Story: Amanda Valderrama // Photo: Fred Lopez
After an injury, local artist Carrie Knupp found a new way to express herself.
When it comes to motivation, any artist can truly aspire to be like Carrie Knupp. Carrie suffered an injury in June 2015 on the night of the grand opening of her studio. She tripped while carrying dishes and severed an artery in her right hand, paralyzing three fingers. This did not stop the Leesburg artist, however, as she created 138 paintings during the three months of her recovery. “
After surgery, I was supposed to paint 100 paintings for the Mount Dora Craft Festival. I asked the Lord, ‘How am I going to paint all these paintings? I’m right-handed,’” Carrie says. “The reply I got was, ‘You paint with your brain, use your other hand.’ So, I painted 138 paintings with my left hand.”
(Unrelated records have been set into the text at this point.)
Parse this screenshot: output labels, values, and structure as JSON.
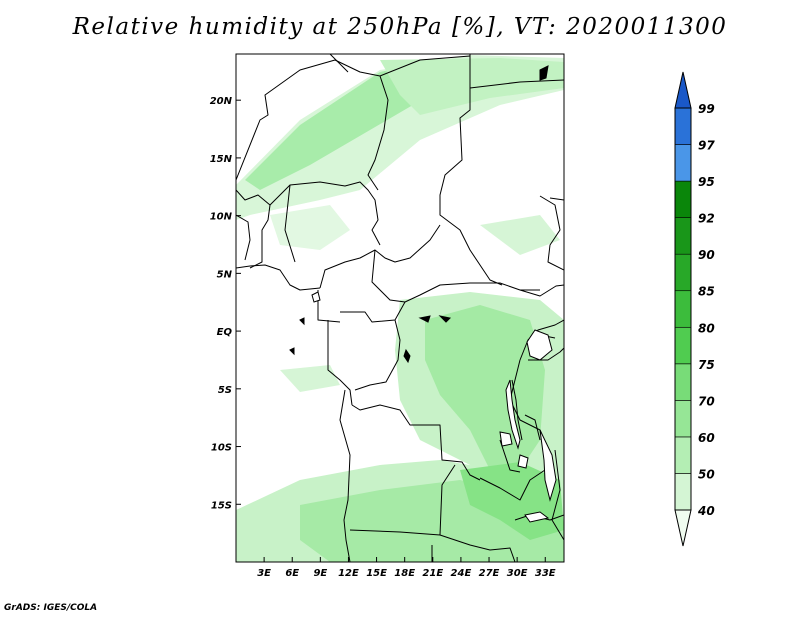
{
  "title": "Relative humidity at 250hPa [%], VT: 2020011300",
  "credit": "GrADS: IGES/COLA",
  "map": {
    "lon_range": [
      0,
      35
    ],
    "lat_range": [
      -20,
      24
    ],
    "lon_ticks": [
      {
        "value": 3,
        "label": "3E"
      },
      {
        "value": 6,
        "label": "6E"
      },
      {
        "value": 9,
        "label": "9E"
      },
      {
        "value": 12,
        "label": "12E"
      },
      {
        "value": 15,
        "label": "15E"
      },
      {
        "value": 18,
        "label": "18E"
      },
      {
        "value": 21,
        "label": "21E"
      },
      {
        "value": 24,
        "label": "24E"
      },
      {
        "value": 27,
        "label": "27E"
      },
      {
        "value": 30,
        "label": "30E"
      },
      {
        "value": 33,
        "label": "33E"
      }
    ],
    "lat_ticks": [
      {
        "value": 20,
        "label": "20N"
      },
      {
        "value": 15,
        "label": "15N"
      },
      {
        "value": 10,
        "label": "10N"
      },
      {
        "value": 5,
        "label": "5N"
      },
      {
        "value": 0,
        "label": "EQ"
      },
      {
        "value": -5,
        "label": "5S"
      },
      {
        "value": -10,
        "label": "10S"
      },
      {
        "value": -15,
        "label": "15S"
      }
    ]
  },
  "colorbar": {
    "levels": [
      "40",
      "50",
      "60",
      "70",
      "75",
      "80",
      "85",
      "90",
      "92",
      "95",
      "97",
      "99"
    ],
    "colors": [
      "#f0fcf0",
      "#d4f5d4",
      "#b4eeb4",
      "#96e696",
      "#78dc78",
      "#50cc50",
      "#3cbc3c",
      "#28a828",
      "#199619",
      "#0a860a",
      "#4a96e8",
      "#2a72d8",
      "#1a58c8"
    ]
  }
}
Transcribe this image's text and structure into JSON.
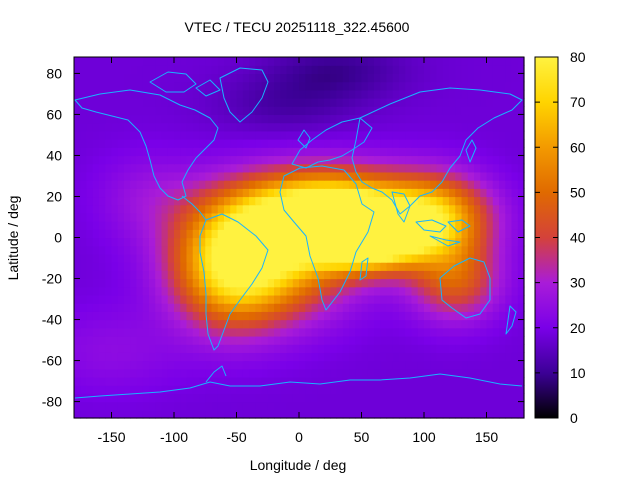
{
  "chart_data": {
    "type": "heatmap",
    "title": "VTEC / TECU 20251118_322.45600",
    "xlabel": "Longitude / deg",
    "ylabel": "Latitude / deg",
    "xlim": [
      -180,
      180
    ],
    "ylim": [
      -88,
      88
    ],
    "x_ticks": [
      -150,
      -100,
      -50,
      0,
      50,
      100,
      150
    ],
    "x_tick_labels": [
      "-150",
      "-100",
      "-50",
      "0",
      "50",
      "100",
      "150"
    ],
    "y_ticks": [
      80,
      60,
      40,
      20,
      0,
      -20,
      -40,
      -60,
      -80
    ],
    "y_tick_labels": [
      "80",
      "60",
      "40",
      "20",
      "0",
      "-20",
      "-40",
      "-60",
      "-80"
    ],
    "colorbar": {
      "range": [
        0,
        80
      ],
      "ticks": [
        0,
        10,
        20,
        30,
        40,
        50,
        60,
        70,
        80
      ],
      "tick_labels": [
        "0",
        "10",
        "20",
        "30",
        "40",
        "50",
        "60",
        "70",
        "80"
      ],
      "colormap": [
        "#000000",
        "#3c0096",
        "#7a00e8",
        "#a91cd8",
        "#d4423a",
        "#e06a00",
        "#f39a00",
        "#ffd400",
        "#fff240"
      ]
    },
    "field": {
      "background_tecu": 18,
      "crest_latitude_deg": 3,
      "features": [
        {
          "lon": 25,
          "lat": 12,
          "tecu": 72,
          "sigma_lon": 50,
          "sigma_lat": 14
        },
        {
          "lon": 55,
          "lat": 0,
          "tecu": 68,
          "sigma_lon": 30,
          "sigma_lat": 10
        },
        {
          "lon": -25,
          "lat": -10,
          "tecu": 45,
          "sigma_lon": 45,
          "sigma_lat": 20
        },
        {
          "lon": -55,
          "lat": -15,
          "tecu": 35,
          "sigma_lon": 30,
          "sigma_lat": 20
        },
        {
          "lon": 110,
          "lat": 10,
          "tecu": 40,
          "sigma_lon": 30,
          "sigma_lat": 14
        },
        {
          "lon": 125,
          "lat": -20,
          "tecu": 28,
          "sigma_lon": 25,
          "sigma_lat": 14
        },
        {
          "lon": -120,
          "lat": 20,
          "tecu": 8,
          "sigma_lon": 30,
          "sigma_lat": 15
        },
        {
          "lon": -150,
          "lat": -55,
          "tecu": 6,
          "sigma_lon": 40,
          "sigma_lat": 15
        },
        {
          "lon": 30,
          "lat": 82,
          "tecu": -8,
          "sigma_lon": 40,
          "sigma_lat": 10
        },
        {
          "lon": -10,
          "lat": 65,
          "tecu": -6,
          "sigma_lon": 40,
          "sigma_lat": 10
        }
      ]
    },
    "coastline_color": "#18b4ff",
    "frame_color": "#000000"
  }
}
Though she has used most of the familiar mediums—watercolor, acrylic, charcoal, pastel, cartooning—Carrie has a unique style of painting now.
“I paint in molten beeswax. It is called encaustic, which is the Greek word ‘to burn in.’ I use a blowtorch to fuse each layer of wax,” Carrie says. “When I paint, I lose myself in what I am doing. Things happen I may not have planned but I believe were meant to be there.”
Carrie spends most days at her studio, Encaustic Guru, on Main Street in downtown Leesburg.
“A lot of my work is free form and relaxing to me and those I teach. Things I’ve gone through in my life inspire me. Those pieces are most important to me. They offer an avenue to help others. If I can help just one person, it is all worthwhile,” she says.
Carrie often receives positive feedback about her artwork.
“I remember when the Holocaust piece won the Award of Excellence and the People’s Choice for three straight months at the Maitland Jewish Center Holocaust Museum. It was for the 75th anniversary of the Holocaust,” Carrie says. “I had a price on the artwork, but a Jewish lady came up to me and said, ‘You must not sell this piece. This piece is of God; you must teach with this piece.’”
The woman’s words touched Carrie, who took the price off the painting.
“I began traveling and teaching with it, and so many people have thanked me for doing it. Some were descendants of Holocaust survivors, and some were experiencing hatred in their lives, as I have. Forgiveness is a big part of what I teach. My late husband taught me that a long time ago.”